Many hospitals of last resort/charity care facilities have been bleeding red ink for decades. Recent changes to federal and private insurance reimbursement rates (with more to come) are only exacerbating the problems. Yes, everyone wants a community hospital but the money to run them must come from somewhere.

As one repeats often when these sort of articles appear it is Saint Vincent's Hospital NYC all over again. Wealthy and or well insured patients avoid charity care/safety net hospitals in droves. That leaves these facilities largely dependent upon Medicare and Medicaid patients, neither program paid nearly 50% on the dollar and even that small number is dropping. Adding to this is the often large amounts of uncompensated care provided. This ranges from charity care patients to those who cannot or will not pay. What it all amounts to are places that just cannot dig themselves out of a hole.

Maybe a century ago when convents were full you could run a hospital staffed with mostly dedicated servants funded by bake sales, local school kids selling candy, parish fundraising drives and so forth, but those days are over. Nurses and other staff at charity hospitals want the same prevailing wages as elsewhere locally.

To attract better off patients and or those with good to excellent insurance hospitals increasingly realize they must step up their game. Such patients are demanding private rooms, modern up to date equipment and every other bell and whistle. ORs, Recovery, Critical Care, etc... all have changed over the last 50 or so years and often physical plants simply cannot be made to accommodate such changes easily if at all.

Some places choose to remain at their present location and simply build new. That works when you have patient population base that can make things work. Otherwise you are again digging a facility deeper into a fiscal hole.
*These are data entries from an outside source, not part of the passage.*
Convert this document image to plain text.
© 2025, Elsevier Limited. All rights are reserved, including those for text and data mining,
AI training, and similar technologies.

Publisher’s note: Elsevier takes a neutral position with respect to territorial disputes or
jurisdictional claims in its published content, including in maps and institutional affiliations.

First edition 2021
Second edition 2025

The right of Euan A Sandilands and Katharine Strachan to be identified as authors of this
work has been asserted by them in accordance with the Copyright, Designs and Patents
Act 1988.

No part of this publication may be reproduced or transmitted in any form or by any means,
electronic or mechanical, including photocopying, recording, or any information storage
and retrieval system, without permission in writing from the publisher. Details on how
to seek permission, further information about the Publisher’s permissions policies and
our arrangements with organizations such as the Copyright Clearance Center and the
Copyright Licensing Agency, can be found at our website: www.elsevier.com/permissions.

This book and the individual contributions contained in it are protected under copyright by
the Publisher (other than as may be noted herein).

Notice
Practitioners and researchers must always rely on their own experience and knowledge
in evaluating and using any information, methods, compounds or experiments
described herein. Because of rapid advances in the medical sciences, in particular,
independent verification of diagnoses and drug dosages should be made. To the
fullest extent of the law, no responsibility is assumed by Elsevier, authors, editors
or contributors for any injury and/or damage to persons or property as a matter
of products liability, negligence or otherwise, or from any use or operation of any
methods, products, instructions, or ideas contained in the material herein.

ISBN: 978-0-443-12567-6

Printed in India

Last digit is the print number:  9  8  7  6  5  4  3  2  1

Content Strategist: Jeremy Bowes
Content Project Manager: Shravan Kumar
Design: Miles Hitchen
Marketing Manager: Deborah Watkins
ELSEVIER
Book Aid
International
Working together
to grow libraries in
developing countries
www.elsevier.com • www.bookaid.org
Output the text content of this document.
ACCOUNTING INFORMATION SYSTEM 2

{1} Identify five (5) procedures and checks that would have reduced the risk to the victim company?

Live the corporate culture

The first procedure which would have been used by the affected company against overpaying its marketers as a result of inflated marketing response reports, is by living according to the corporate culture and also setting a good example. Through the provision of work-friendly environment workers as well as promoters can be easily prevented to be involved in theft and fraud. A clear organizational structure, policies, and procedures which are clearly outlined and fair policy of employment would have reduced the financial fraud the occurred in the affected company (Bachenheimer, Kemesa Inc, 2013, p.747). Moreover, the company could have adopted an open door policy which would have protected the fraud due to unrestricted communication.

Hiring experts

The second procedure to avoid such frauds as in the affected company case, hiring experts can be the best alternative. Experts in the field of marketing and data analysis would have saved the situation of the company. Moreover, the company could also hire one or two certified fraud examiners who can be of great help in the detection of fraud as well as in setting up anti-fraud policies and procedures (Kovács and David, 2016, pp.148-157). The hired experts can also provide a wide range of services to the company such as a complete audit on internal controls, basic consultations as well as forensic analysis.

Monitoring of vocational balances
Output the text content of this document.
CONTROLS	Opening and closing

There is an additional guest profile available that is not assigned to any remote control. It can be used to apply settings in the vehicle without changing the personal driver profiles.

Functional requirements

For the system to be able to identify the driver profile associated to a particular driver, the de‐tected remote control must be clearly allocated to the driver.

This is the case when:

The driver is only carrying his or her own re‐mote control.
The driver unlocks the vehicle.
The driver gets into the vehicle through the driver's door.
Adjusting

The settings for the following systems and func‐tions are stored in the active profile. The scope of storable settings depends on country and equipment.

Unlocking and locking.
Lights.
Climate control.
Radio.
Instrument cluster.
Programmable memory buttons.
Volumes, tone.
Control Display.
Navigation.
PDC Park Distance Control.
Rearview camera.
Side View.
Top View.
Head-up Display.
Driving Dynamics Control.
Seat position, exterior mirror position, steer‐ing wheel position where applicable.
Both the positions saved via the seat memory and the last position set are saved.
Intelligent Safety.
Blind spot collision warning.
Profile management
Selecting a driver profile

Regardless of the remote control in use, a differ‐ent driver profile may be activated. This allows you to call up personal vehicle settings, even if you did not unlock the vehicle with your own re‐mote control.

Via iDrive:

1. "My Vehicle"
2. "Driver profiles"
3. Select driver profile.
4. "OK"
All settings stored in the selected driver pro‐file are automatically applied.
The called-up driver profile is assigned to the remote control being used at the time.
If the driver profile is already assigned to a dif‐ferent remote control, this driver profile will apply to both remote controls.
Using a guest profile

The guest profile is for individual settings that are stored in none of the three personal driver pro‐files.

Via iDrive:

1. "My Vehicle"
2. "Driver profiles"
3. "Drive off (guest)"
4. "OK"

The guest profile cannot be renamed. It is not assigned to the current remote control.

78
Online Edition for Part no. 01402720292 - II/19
If Saint Vincent's hadn't been so poorly managed and gotten their act together they may have survived by moving to another part of the West Side. As witnessed by the high prices those luxury condos being built on the former campus St V could have gotten a very good sum for that property.

Being as all this may hospitals and their real estate/development plans are making big news these days. Suffice to say St. Elizabeth's isn't the only one nor will it be the last.

Platinum Plan: NYC Hospitals’ Evolving Real Estate Portfolios | Commercial Observer

Specializes in NICU, PICU, Transport, L&D, Hospice.

Can't blame them.

The focus of the bulk of American health care is profit/$$/capitalism, they are just doing what makes financial sense.

Yes this is happening in Cleveland as well. The "not for profit" Cleveland Clinic Foundation is closing Lakewood Hospital and building a shiny new hospital a few miles away in the upscale suburb of Avon Lake. Sad for the staff and community alike.